Al di là di queste valutazioni politiche, ci sono tuttavia alcuni dati macroeconomici su cui è costruita la legge finanziaria che autorizzano qualche legittimo dubbio sulla tenuta degli impegni complessivi assunti da questo Governo. La crescita del prodotto interno lordo per il 2002 è stimata nell’ordine di uno 0,6% mentre le previsione per il 2003 parlano addirittura di una crescita del 2,3%. Con una dinamica economica così modesta, considerato che la crescita nei primi nove mesi di questo anno è stata pressoché vicina allo zero, quelle previsioni appaiono onestamente troppo ottimistiche se non addirittura irrealistiche.
Anche la stima delle entrate, basata su 8 miliardi di euro derivanti dal concordato fiscale e 4 miliardi di euro derivanti dalla cartolarizzazione, appare sostanzialmente troppo generosa. Non è quindi da escludere che in sede di approvazione parlamentare della finanziaria, per far quadrare i conti, si debba trasformare la proposta di concordato in condono tombale ed eventualmente aggiungere anche una qualche forma di condono edilizio. Questa situazione di incertezza richiede una particolare attenzione del sindacato chiamato a verificare, proprio nella definizione dei contenuti di questa legge, la corrispondenza con gli impegni assunti dall’Esecutivo.
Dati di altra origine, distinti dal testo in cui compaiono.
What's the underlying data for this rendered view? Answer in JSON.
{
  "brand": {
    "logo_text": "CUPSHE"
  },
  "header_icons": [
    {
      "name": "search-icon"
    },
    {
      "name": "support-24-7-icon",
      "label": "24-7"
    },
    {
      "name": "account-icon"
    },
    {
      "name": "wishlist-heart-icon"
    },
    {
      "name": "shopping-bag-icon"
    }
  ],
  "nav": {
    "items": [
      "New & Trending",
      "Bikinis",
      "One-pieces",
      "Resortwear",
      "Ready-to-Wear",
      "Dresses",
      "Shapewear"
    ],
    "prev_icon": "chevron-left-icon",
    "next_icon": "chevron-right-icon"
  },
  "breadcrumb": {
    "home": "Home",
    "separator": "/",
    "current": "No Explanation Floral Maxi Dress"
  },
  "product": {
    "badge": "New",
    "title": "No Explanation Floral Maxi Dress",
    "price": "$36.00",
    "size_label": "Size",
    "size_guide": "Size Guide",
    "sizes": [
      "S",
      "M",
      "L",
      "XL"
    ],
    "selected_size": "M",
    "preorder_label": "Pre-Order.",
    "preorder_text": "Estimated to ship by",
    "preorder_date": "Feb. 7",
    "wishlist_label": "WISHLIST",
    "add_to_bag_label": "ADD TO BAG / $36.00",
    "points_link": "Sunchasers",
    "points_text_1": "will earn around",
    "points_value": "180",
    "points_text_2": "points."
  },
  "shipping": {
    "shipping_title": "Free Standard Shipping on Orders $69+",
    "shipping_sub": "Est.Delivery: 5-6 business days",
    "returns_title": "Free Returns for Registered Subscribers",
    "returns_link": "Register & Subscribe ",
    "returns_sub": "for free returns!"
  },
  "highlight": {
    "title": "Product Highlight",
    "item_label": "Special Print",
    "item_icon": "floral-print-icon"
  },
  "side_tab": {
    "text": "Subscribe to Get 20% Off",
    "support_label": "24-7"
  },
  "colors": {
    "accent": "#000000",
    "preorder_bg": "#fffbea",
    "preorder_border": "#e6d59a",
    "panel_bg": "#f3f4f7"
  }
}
Il punto debole dell’impianto resta dunque quello dello sviluppo. Ma per rilanciare la crescita l’unico elemento su cui far leva, in particolare nella situazione italiana, è quello dell’incremento degli investimenti in infrastrutture. Come è noto gli stanziamenti per le opere pubbliche nel 2002 si sono ridotti del 4,3% rispetto allo scorso anno. Ora si attende il collegato alla Finanziaria 2003 per le infrastrutture, per valutare se si concretizzerà il rischio di una continuità nel trend decrescente degli investimenti. Un ulteriore decremento degli investimenti sarebbe esiziale non solo per il nostro Mezzogiorno, le cui potenzialità di rilancio restano ancora tutte inespresse, ma per l’intero Paese, che potrà crescere se il nostro Sud sarà messo nella condizione di trasformarsi in fattore di traino dell’economia.
In questa sfida, dunque, tutti i soggetti istituzionali, sociali e imprenditoriali sono chiamati a svolgere con determinazione la propria parte.